Sanglés dans leur gilet de sauvetage et hurlant de joie, des touristes chinois se jettent depuis leur hors-bord dans l'eau turquoise de "Milky Way", célèbre lagon des Palaos : dans ces îles paradisiaques de Micronésie, ce sont désormais eux les rois du pétrole.
Appelé Palau en anglais, ce pays, dont l'entière population tiendrait dans un demi-stade de football, voit arriver un afflux brutal et inédit de visiteurs de Chine populaire. Qui bouleversent les équilibres et font grincer les dents des habitants de l'archipel. Les statistiques montrent une forte progression de la proportion de Chinois continentaux parmi les touristes arrivant aux Palaos : de 16% en janvier 2014, ils sont passés à 62% en février 2015. Femmes en combinaison intégrale pour se protéger du soleil, hommes en short et débardeur, ils prennent d'assaut les buffets en bord de plage et envoient des "selfies" à leurs amis demeurés dans la grisaille des villes chinoises.
Ayant prospéré dans l'informatique, Du Chuang s'est offert le voyage en famille dans le joyau océanique. M. Du est emblématique de ces Chinois qui partent plus loin en vacances: il s'est d'abord rendu dans l'île tropicale chinoise de Hainan. L'année d'après, en Thaïlande. Puis aux Maldives. Aujourd'hui, aux Palaos. "Les coraux ici sont bien plus beaux qu'à Sanya", dit-il, en référence à la grande station balnéaire de Hainan, aux hôtels gratte-ciel. Aux Palaos, "c'est petit et splendide".

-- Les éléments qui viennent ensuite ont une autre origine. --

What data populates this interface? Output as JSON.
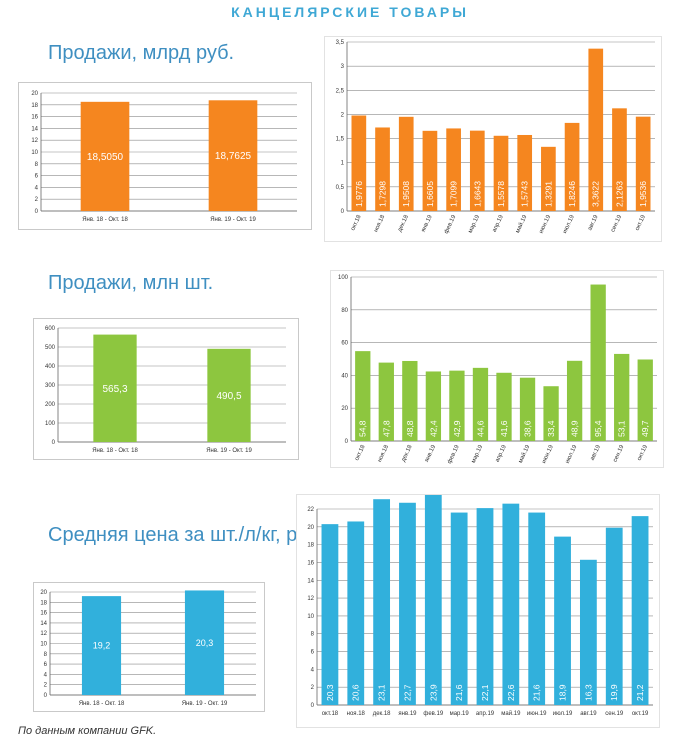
{
  "header": {
    "title": "КАНЦЕЛЯРСКИЕ ТОВАРЫ"
  },
  "sections": {
    "sales_rub": {
      "title": "Продажи, млрд руб."
    },
    "sales_units": {
      "title": "Продажи, млн шт."
    },
    "avg_price": {
      "title": "Средняя цена за шт./л/кг, руб."
    }
  },
  "footer": {
    "note": "По данным компании GFK."
  },
  "chart_data": [
    {
      "id": "sales-rub-annual",
      "type": "bar",
      "color": "#f5861f",
      "categories": [
        "Янв. 18 - Окт. 18",
        "Янв. 19 - Окт. 19"
      ],
      "values": [
        18.505,
        18.7625
      ],
      "data_labels": [
        "18,5050",
        "18,7625"
      ],
      "ylim": [
        0,
        20
      ],
      "yticks": [
        0,
        2,
        4,
        6,
        8,
        10,
        12,
        14,
        16,
        18,
        20
      ],
      "ytick_labels": [
        "0",
        "2",
        "4",
        "6",
        "8",
        "10",
        "12",
        "14",
        "16",
        "18",
        "20"
      ],
      "grid": true
    },
    {
      "id": "sales-rub-monthly",
      "type": "bar",
      "color": "#f5861f",
      "categories": [
        "окт.18",
        "ноя.18",
        "дек.18",
        "янв.19",
        "фев.19",
        "мар.19",
        "апр.19",
        "май.19",
        "июн.19",
        "июл.19",
        "авг.19",
        "сен.19",
        "окт.19"
      ],
      "values": [
        1.9776,
        1.7298,
        1.9508,
        1.6605,
        1.7099,
        1.6643,
        1.5578,
        1.5743,
        1.3291,
        1.8246,
        3.3622,
        2.1263,
        1.9536
      ],
      "data_labels": [
        "1,9776",
        "1,7298",
        "1,9508",
        "1,6605",
        "1,7099",
        "1,6643",
        "1,5578",
        "1,5743",
        "1,3291",
        "1,8246",
        "3,3622",
        "2,1263",
        "1,9536"
      ],
      "ylim": [
        0,
        3.5
      ],
      "yticks": [
        0,
        0.5,
        1,
        1.5,
        2,
        2.5,
        3,
        3.5
      ],
      "ytick_labels": [
        "0",
        "0,5",
        "1",
        "1,5",
        "2",
        "2,5",
        "3",
        "3,5"
      ],
      "grid": true
    },
    {
      "id": "sales-units-annual",
      "type": "bar",
      "color": "#8dc63f",
      "categories": [
        "Янв. 18 - Окт. 18",
        "Янв. 19 - Окт. 19"
      ],
      "values": [
        565.3,
        490.5
      ],
      "data_labels": [
        "565,3",
        "490,5"
      ],
      "ylim": [
        0,
        600
      ],
      "yticks": [
        0,
        100,
        200,
        300,
        400,
        500,
        600
      ],
      "ytick_labels": [
        "0",
        "100",
        "200",
        "300",
        "400",
        "500",
        "600"
      ],
      "grid": true
    },
    {
      "id": "sales-units-monthly",
      "type": "bar",
      "color": "#8dc63f",
      "categories": [
        "окт.18",
        "ноя.18",
        "дек.18",
        "янв.19",
        "фев.19",
        "мар.19",
        "апр.19",
        "май.19",
        "июн.19",
        "июл.19",
        "авг.19",
        "сен.19",
        "окт.19"
      ],
      "values": [
        54.8,
        47.8,
        48.8,
        42.4,
        42.9,
        44.6,
        41.6,
        38.6,
        33.4,
        48.9,
        95.4,
        53.1,
        49.7
      ],
      "data_labels": [
        "54,8",
        "47,8",
        "48,8",
        "42,4",
        "42,9",
        "44,6",
        "41,6",
        "38,6",
        "33,4",
        "48,9",
        "95,4",
        "53,1",
        "49,7"
      ],
      "ylim": [
        0,
        100
      ],
      "yticks": [
        0,
        20,
        40,
        60,
        80,
        100
      ],
      "ytick_labels": [
        "0",
        "20",
        "40",
        "60",
        "80",
        "100"
      ],
      "grid": true
    },
    {
      "id": "avg-price-annual",
      "type": "bar",
      "color": "#31b0dc",
      "categories": [
        "Янв. 18 - Окт. 18",
        "Янв. 19 - Окт. 19"
      ],
      "values": [
        19.2,
        20.3
      ],
      "data_labels": [
        "19,2",
        "20,3"
      ],
      "ylim": [
        0,
        20
      ],
      "yticks": [
        0,
        2,
        4,
        6,
        8,
        10,
        12,
        14,
        16,
        18,
        20
      ],
      "ytick_labels": [
        "0",
        "2",
        "4",
        "6",
        "8",
        "10",
        "12",
        "14",
        "16",
        "18",
        "20"
      ],
      "grid": true
    },
    {
      "id": "avg-price-monthly",
      "type": "bar",
      "color": "#31b0dc",
      "categories": [
        "окт.18",
        "ноя.18",
        "дек.18",
        "янв.19",
        "фев.19",
        "мар.19",
        "апр.19",
        "май.19",
        "июн.19",
        "июл.19",
        "авг.19",
        "сен.19",
        "окт.19"
      ],
      "values": [
        20.3,
        20.6,
        23.1,
        22.7,
        23.9,
        21.6,
        22.1,
        22.6,
        21.6,
        18.9,
        16.3,
        19.9,
        21.2
      ],
      "data_labels": [
        "20,3",
        "20,6",
        "23,1",
        "22,7",
        "23,9",
        "21,6",
        "22,1",
        "22,6",
        "21,6",
        "18,9",
        "16,3",
        "19,9",
        "21,2"
      ],
      "ylim": [
        0,
        22
      ],
      "yticks": [
        0,
        2,
        4,
        6,
        8,
        10,
        12,
        14,
        16,
        18,
        20,
        22
      ],
      "ytick_labels": [
        "0",
        "2",
        "4",
        "6",
        "8",
        "10",
        "12",
        "14",
        "16",
        "18",
        "20",
        "22"
      ],
      "grid": true
    }
  ]
}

Peu sensibilisés à l'écologie, les Chinois sont aussi critiqués pour être bruyants et irrespectueux de l'environnement. "Ils brisent les coraux, jettent leurs déchets en mer", s'irrite Norman, un chauffeur de taxi. Des reproches entendus chez de nombreux Palaois.
Un tour-opérateur chinois, bizarrement nommé "Yellow skin tour" ("Excursions peau jaune"), a affiché dans un prospectus des photos de touristes brandissant fièrement une tortue prélevée sur un récif corallien... Officiellement, les autorités affirment que les nouveaux touristes chinois sont les bienvenus. Mais plusieurs responsables rencontrés s'inquiètent d'un surnombre dans l'archipel enchanteur.
La République des Palaos a accueilli 140.784 visiteurs en 2014, en hausse de 34% par rapport à 2013. En février 2015, le nombre de Chinois du continent a bondi de 516% sur un an. "Nous sommes un très petit pays. Nous disposons de ressources limitées. Alors, ce brusque afflux est pour nous une grande inconnue", admet Nanae Singeo, directrice de la "Palau visitors authority".
Jusqu'à récemment, 60 à 70% des arrivants étaient des adeptes de la plongée sous-marine, Japonais en tête. Les Chinois sont davantage attirés par la plage et le farniente. Cela soulève des interrogations. "En tant que pays, notre cible marketing a toujours été une clientèle supérieure, à haute valeur ajoutée. Nous n'avons jamais promu le tourisme de masse", explique Mme Singeo. Surtout que les retombées économiques sont décevantes: "Logiquement, nous devrions enregistrer des recettes en hausse d'au moins 30%, mais ce n'est pas le cas". Résultat, le gouvernement tente de faire machine arrière. Il a notifié à des compagnies aériennes opérant depuis Hong Kong et Macao de restreindre leurs vols charters, à partir du 15 avril, a rapporté le journal "Tia Belau" ("Voici les Palaos"). Il serait "irresponsable" de continuer à ce rythme, a commenté le président, Tommy Remengesau.